In the most recent CryptBot campaigns, CryptBot operators are taking advantage of Search Engine Optimization (SEO) in an effort to get malicious sites to appear first when searching for keywords on Google. The sites are being created and hosted with AWS and use different methods to entice users to visit them, including offering cracked or pirated versions of software. Changes on the backend of CryptBot have been made as well. The newest version has allowed it to operate more smoothly, with less chance of being detected. Some of the additional changes that were made to CrypBbot can be found below.

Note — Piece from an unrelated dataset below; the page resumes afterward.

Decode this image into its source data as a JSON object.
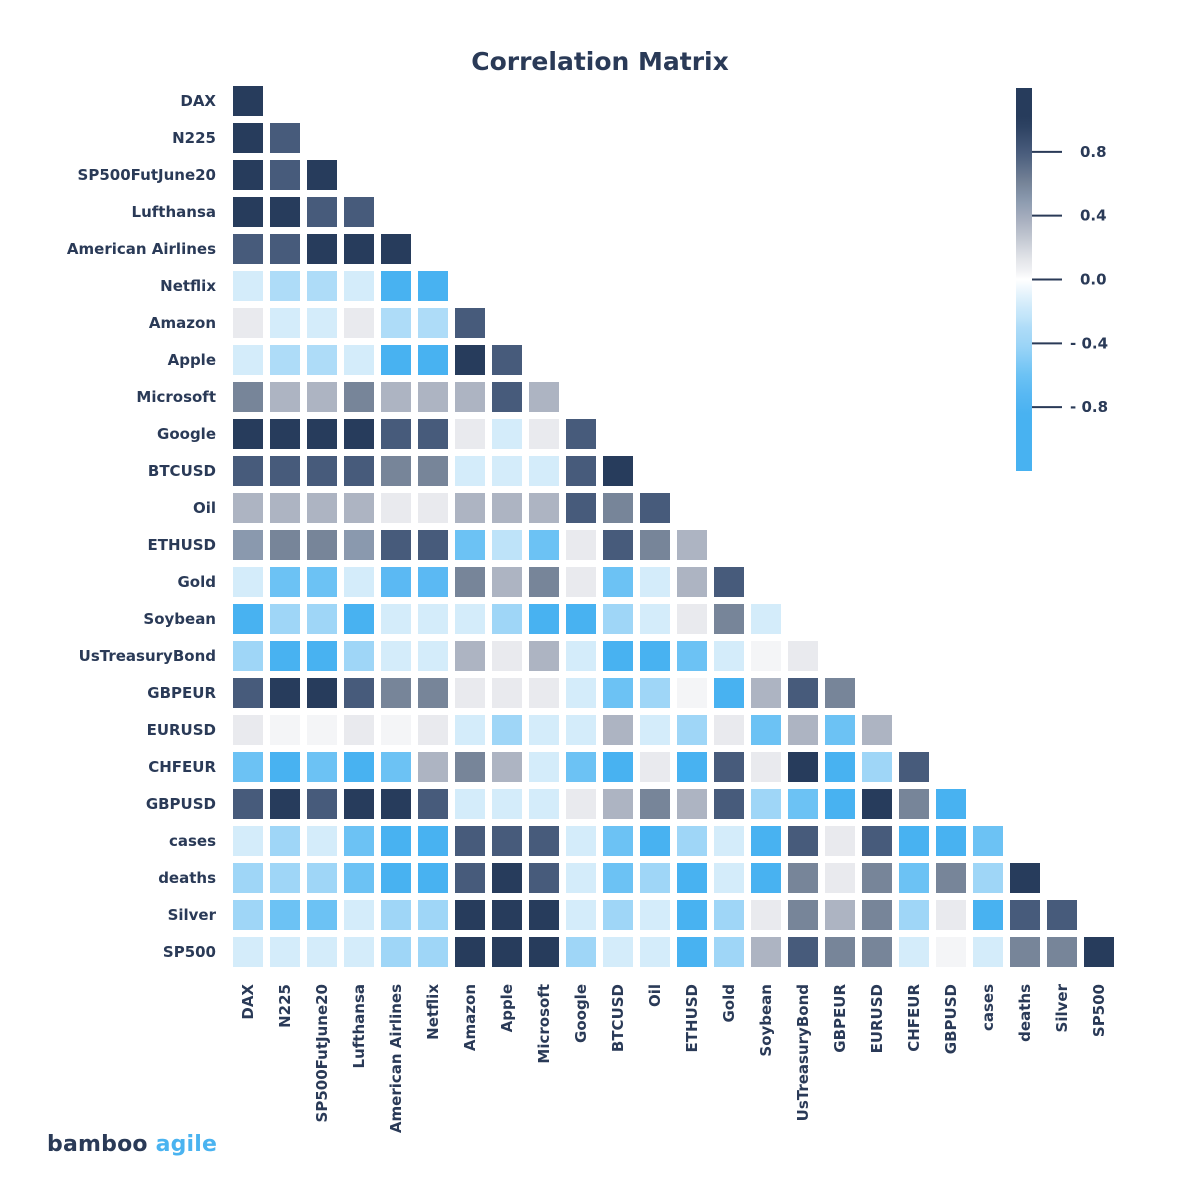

- The authors want to simplify the trojan’s functionality, and hence, they removed the anti-sandbox routine, redundant second C2 connection, and two exfiltration folders where stolen information is stored.
- The code shows that when sending files, the tactic of manually adding the sent file data to the header is now changed to using a simple API, along with a change in a user-agent value.
- The previous version called the function two times to send each to a different C2. However, the new version has a hard-coded C2 URL in the function.
- Additionally, CryptBot’s authors removed the screenshot function and the option of gathering data on TXT files on the desktop, which could be easily noticed during exfiltration.
- The new strain has made targeted additions and improvements for better effectiveness. Now, it searches all file paths, user data anywhere, and infiltrates them regardless of the Chrome version.